Novembre e il mese di punta del tartufo. I cacciatori sono fuori prima dell'alba, i loro cani che tremano d'eccitazione nell'aria fredda del mattino. La nebbia si posa sulle colline e non sempre si alza - la valle sottostante scompare, e la villa sembra sospesa nella nuvola. La ribollita torna in tavola - la zuppa cotta due volte di cavolo nero, fagioli cannellini e pane raffermo che e l'essenza della cucina povera toscana. Il camino e acceso per la prima volta da quando e primavera. I vigneti stanno diventando rame e ruggine, perdendo le foglie, preparandosi per il letargo. Il paesaggio e al suo piu pittorico: arancioni bruciati, oro profondo, il grigio-verde delle foglie di ulivo contro la terra scura.

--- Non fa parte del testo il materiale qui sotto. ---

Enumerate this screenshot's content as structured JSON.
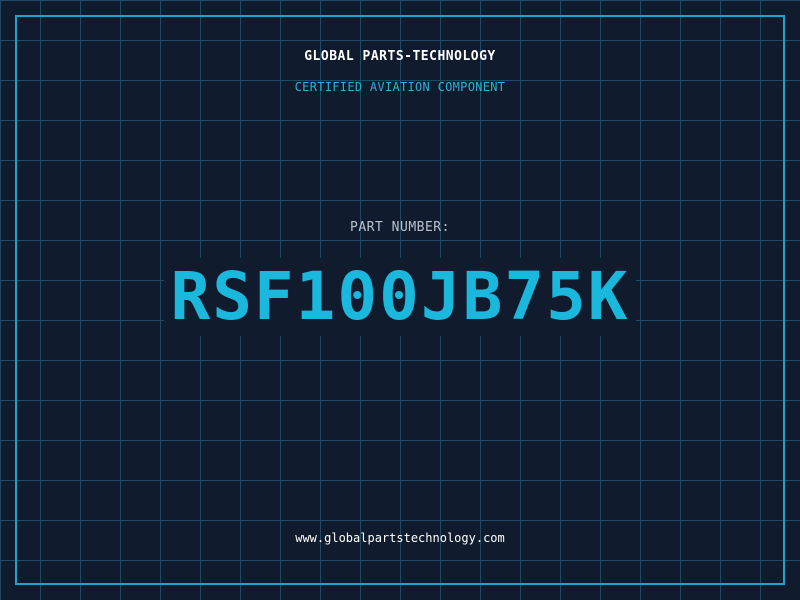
{
  "header": {
    "company": "GLOBAL PARTS-TECHNOLOGY",
    "tagline": "CERTIFIED AVIATION COMPONENT"
  },
  "part": {
    "label": "PART NUMBER:",
    "number": "RSF100JB75K"
  },
  "footer": {
    "url": "www.globalpartstechnology.com"
  },
  "colors": {
    "background": "#111b2e",
    "grid": "#1f4a66",
    "accent": "#1ab8dd",
    "border": "#22a3cc"
  }
}
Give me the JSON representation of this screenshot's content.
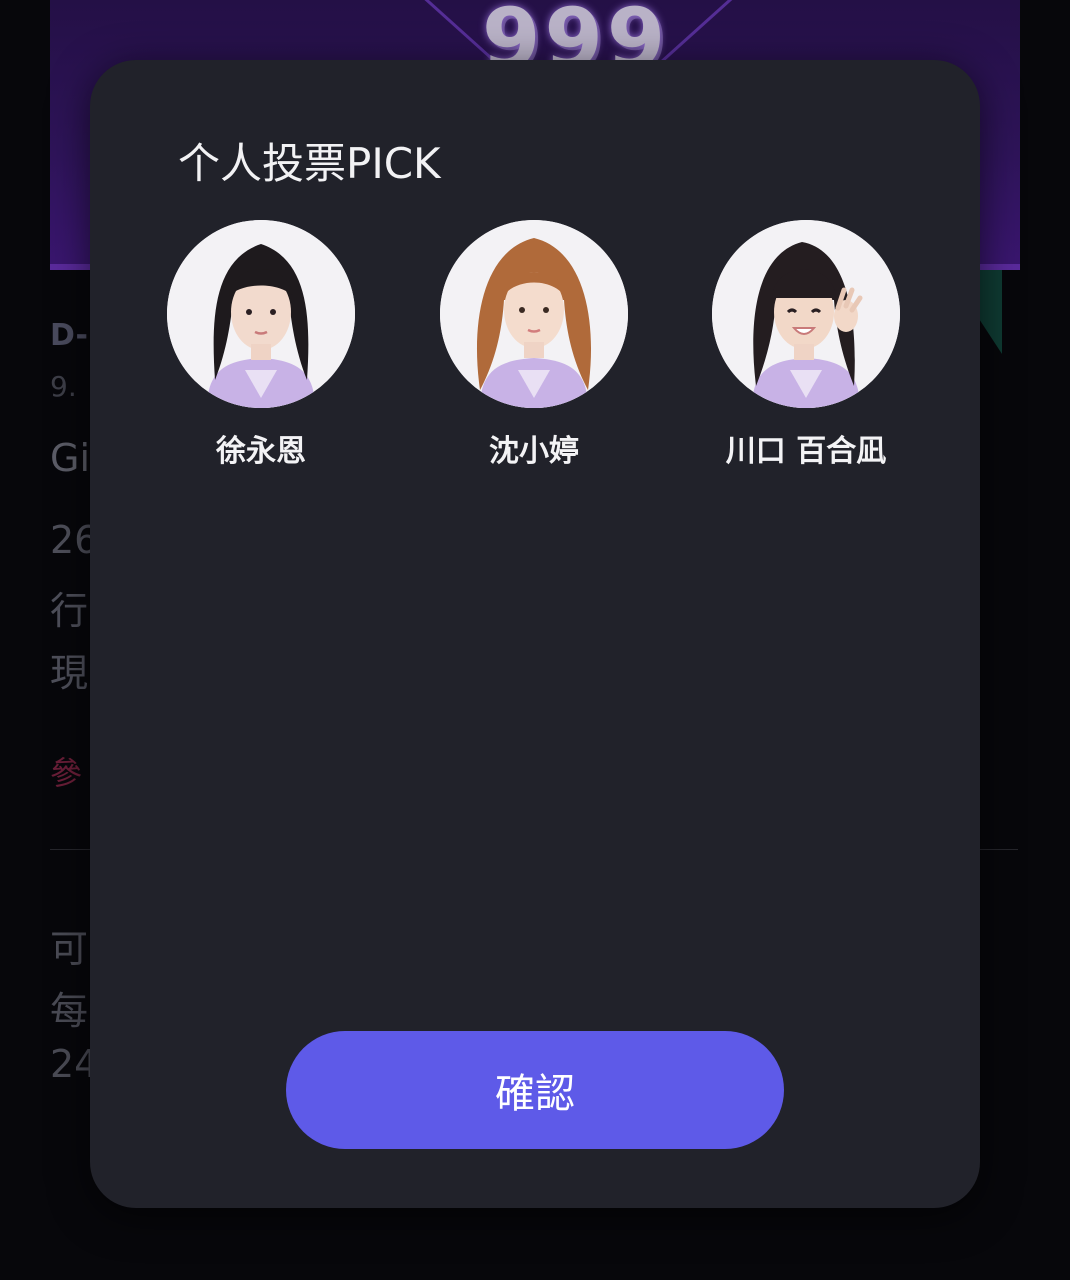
{
  "background": {
    "banner_logo": "999",
    "countdown_prefix": "D-",
    "date_prefix": "9.",
    "heading_prefix": "Gi",
    "paragraph_1": [
      "26",
      "行",
      "現"
    ],
    "link_prefix": "參",
    "paragraph_2": [
      "可",
      "每",
      "24"
    ]
  },
  "modal": {
    "title": "个人投票PICK",
    "picks": [
      {
        "name": "徐永恩",
        "icon": "avatar-photo",
        "hair_color": "#1e1a1d"
      },
      {
        "name": "沈小婷",
        "icon": "avatar-photo",
        "hair_color": "#b06a3a"
      },
      {
        "name": "川口 百合凪",
        "icon": "avatar-photo",
        "hair_color": "#241d20"
      }
    ],
    "confirm_label": "確認"
  },
  "colors": {
    "modal_bg": "#21222a",
    "confirm_bg": "#5e5ae8",
    "banner_bg": "#2e1459",
    "uniform": "#c8b2e6"
  }
}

Inverno: La Stagione del Silenzio
Dicembre attraverso febbraio e la stagione della quiete - il momento piu intimo a Le Rondini. Le viti sono spoglie, potate a scheletri scultorei contro il cielo grigio invernale. La terra riposa. Piove, a volte neve, che cosparge le colline di bianco che si scioglie a mezzogiorno. La cantina e al suo massimo di intimita ora - a lume di candela, raccolta, la pietra che trattiene il calore di secoli di fuochi. La ribollita si addensa sul fuoco. Il camino scoppietta. Fuori, il paesaggio e spogliato alla sua geometria essenziale: collina, valle, cipresso, pietra. Non ci sono folle. Non ci sono festival. C'e solo la villa, il fuoco, il vino, e la promessa che le rondini torneranno a marzo, come fanno sempre, per ricominciare il ciclo.